Orangutan School | 360°

Orangutans (Pongo) are a genus of hominid primates comprising three species of great apes originating in Indonesia and Malaysia. A third species was added to the Borneo orangutan (Pongo pygmaeus) and to the Sumatra (Pongo abelii), when the Tapanuli orangutan (Pongo tapanuliensis) was identified and described. They are distinguished from African apes by reddish fur and a constitution more adapted to tree life. In addition, they have the loneliest lifestyle of all anthropomorphic monkeys; There are only lasting social ties between mother and child. They are not left behind, however, in terms of intelligence. In their natural environment, they manufacture and use sophisticated tools and show great skill building nests in trees. Populations have declined dramatically in recent decades; Currently there are only about 70,000 individuals (2017 data) in the jungles of Borneo and Sumatra. All species of this genus are on the verge of extinction according to IUCN data.

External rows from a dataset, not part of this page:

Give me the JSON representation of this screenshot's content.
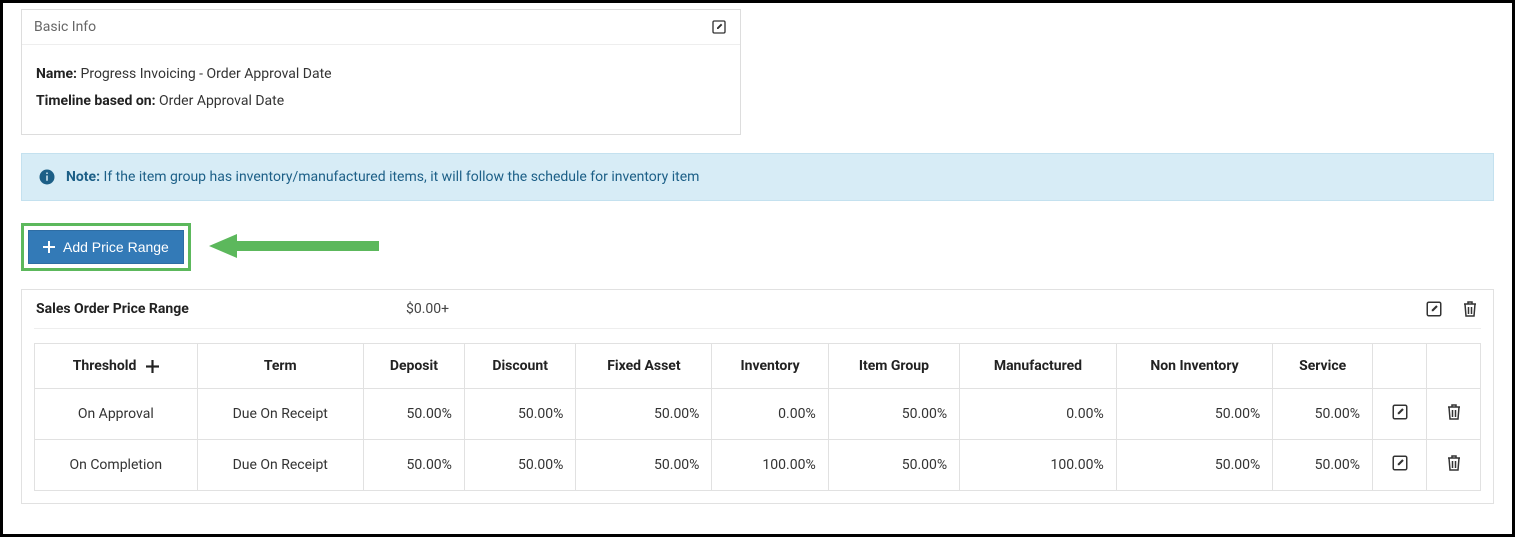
{
  "basic_info": {
    "panel_title": "Basic Info",
    "name_label": "Name:",
    "name_value": "Progress Invoicing - Order Approval Date",
    "timeline_label": "Timeline based on:",
    "timeline_value": "Order Approval Date"
  },
  "note": {
    "label": "Note:",
    "text": "If the item group has inventory/manufactured items, it will follow the schedule for inventory item"
  },
  "buttons": {
    "add_price_range": "Add Price Range"
  },
  "price_range": {
    "title": "Sales Order Price Range",
    "price": "$0.00+"
  },
  "table": {
    "headers": {
      "threshold": "Threshold",
      "term": "Term",
      "deposit": "Deposit",
      "discount": "Discount",
      "fixed_asset": "Fixed Asset",
      "inventory": "Inventory",
      "item_group": "Item Group",
      "manufactured": "Manufactured",
      "non_inventory": "Non Inventory",
      "service": "Service"
    },
    "rows": [
      {
        "threshold": "On Approval",
        "term": "Due On Receipt",
        "deposit": "50.00%",
        "discount": "50.00%",
        "fixed_asset": "50.00%",
        "inventory": "0.00%",
        "item_group": "50.00%",
        "manufactured": "0.00%",
        "non_inventory": "50.00%",
        "service": "50.00%"
      },
      {
        "threshold": "On Completion",
        "term": "Due On Receipt",
        "deposit": "50.00%",
        "discount": "50.00%",
        "fixed_asset": "50.00%",
        "inventory": "100.00%",
        "item_group": "50.00%",
        "manufactured": "100.00%",
        "non_inventory": "50.00%",
        "service": "50.00%"
      }
    ]
  },
  "colors": {
    "primary_button": "#337ab7",
    "highlight_border": "#5cb85c",
    "note_bg": "#d7ecf6",
    "note_text": "#1c5f87"
  }
}
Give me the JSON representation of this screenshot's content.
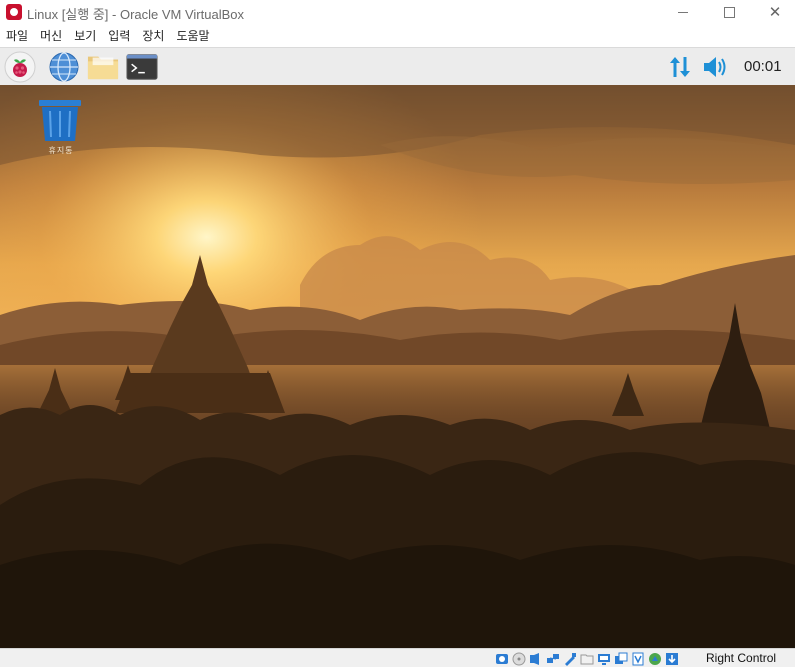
{
  "window": {
    "title": "Linux [실행 중] - Oracle VM VirtualBox",
    "controls": {
      "minimize": "minimize",
      "maximize": "maximize",
      "close": "close"
    }
  },
  "menubar": {
    "items": [
      {
        "label": "파일"
      },
      {
        "label": "머신"
      },
      {
        "label": "보기"
      },
      {
        "label": "입력"
      },
      {
        "label": "장치"
      },
      {
        "label": "도움말"
      }
    ]
  },
  "panel": {
    "launchers": [
      {
        "icon": "raspberry-pi-icon"
      },
      {
        "icon": "web-browser-icon"
      },
      {
        "icon": "file-manager-icon"
      },
      {
        "icon": "terminal-icon"
      }
    ],
    "tray": {
      "network_icon": "network-transfer-icon",
      "volume_icon": "volume-icon",
      "clock": "00:01"
    }
  },
  "desktop": {
    "wallpaper": "Sunset over temples of Bagan",
    "icons": [
      {
        "icon": "trash-icon",
        "label": "휴지통"
      }
    ]
  },
  "statusbar": {
    "icons": [
      "hard-disk-icon",
      "optical-drive-icon",
      "audio-icon",
      "network-icon",
      "usb-icon",
      "shared-folders-icon",
      "display-icon",
      "video-capture-icon",
      "virtualization-icon",
      "mouse-integration-icon",
      "keyboard-icon"
    ],
    "host_key": "Right Control"
  },
  "colors": {
    "accent_blue": "#1e90d6",
    "titlebar_bg": "#ffffff",
    "panel_bg": "#ececec",
    "statusbar_bg": "#f0f0f0"
  }
}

The name derives from the Malay (or Indonesian) words “orang”, which means person, and “hutan”, jungle or forest, that is, it is a “man of the jungle.” The first reference to the use of this word is from 1631, date of publication of the book Historiae naturalis et medicae Indiae orientalis, by the Dutch physician Jacobus Bontius. He reported that, according to the Malays, the ape knew how to speak but preferred not to prove it, unless it was put to work.4 Linnaeus later gave him the name Simia satyrus.5

As for the name of the genus, Pongo, its origin is due to an error. It comes from the narration of a 16th-century English sailor whom the Portuguese were imprisoned in Angola and who describes two anthropoid monsters called Pongo and Engeco. It would probably be gorillas. The word “Pongo” is from the Kongo language, one of the Bantus languages of the region.